Podkreślił, że będzie przeciwko temu protestować i podejmuje działania w każdej takiej sytuacji.

Bodnar 2
Bodnar: ostatnio gaz łzawiący jest używany regularnie, bez ostrzeżeń
Źródło: TVN24

"To, co robi prokurator generalny to jest odwracanie kota ogonem"

Po środowym proteście w mediach społecznościowych pojawiły się zdjęcia policjantów uczestniczących w brutalnych interwencjach oraz wezwania dotyczące identyfikacji i publikacji wizerunków tych funkcjonariuszy. W niedzielę minister sprawiedliwości i prokurator generalny Zbigniew Ziobro wydał oświadczenie, w którym uznał, że ujawnienie tożsamości policjantów jest nie tylko czynem nieetycznym i niemoralnym, lecz przede wszystkim sprowadza na funkcjonariuszy bezpośrednie ryzyko utraty zdrowia, a nawet życia. Szef resortu zapowiedział postępowanie wobec tych osób, które upubliczniły nazwiska i adresy policjantów.

- Do tej pory się nie zdarzało, żeby nieoznakowani funkcjonariusze i w żaden sposób się nie przedstawiający, od razu sięgali po środki przymusu bezpośredniego - zauważył Adam Bodnar w "Faktach po Faktach".

Jak ocenił, to, co robi prokurator generalny, to jest "odwracanie kota ogonem". - To jest teraz poszukiwanie jakiejkolwiek próby zaczepienia osób, które protestują przeciwko takiemu postępowaniu policji, co więcej - osób, które czują się bezbronne.
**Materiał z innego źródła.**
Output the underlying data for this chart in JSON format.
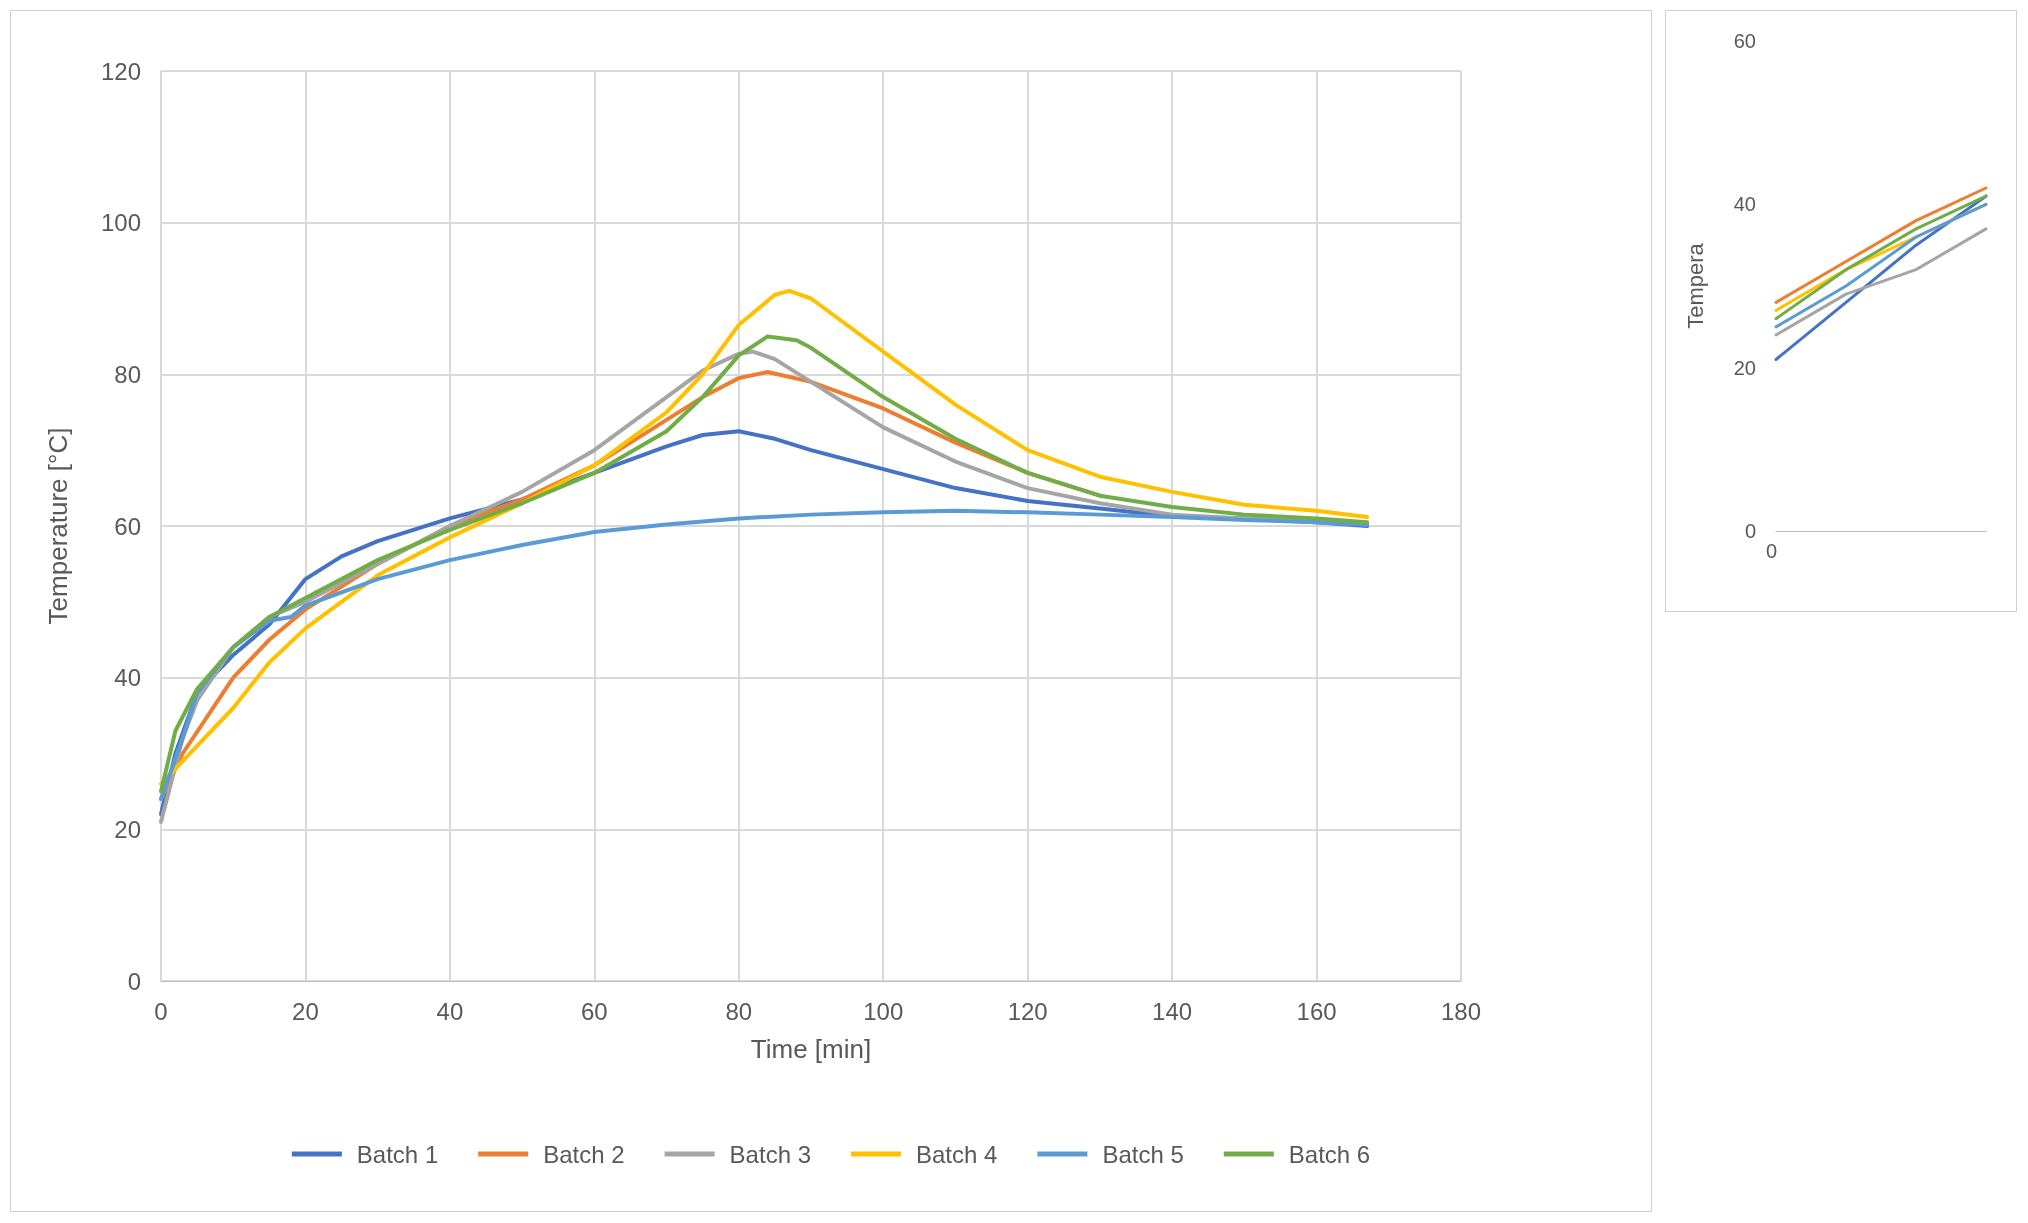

Bo co one mają zrobić? Zawiadomić tego samego prokuratora o tym, że zostało popełnione w stosunku do nich przestępstwo? - zastanawiał się rzecznik praw obywatelskich.

Dodał, że "w Polsce już od pewnego czasu prokuratura działa tylko w tych sytuacjach, w których jest to dla niej opłacalne politycznie, a tam, kiedy mogłoby to dotknąć osób, które z prokuraturą sympatyzują lub są związane z obozem władzy, to prokuratura milczy, umarza postępowanie bądź prowadzi to postępowanie w nieskończoność".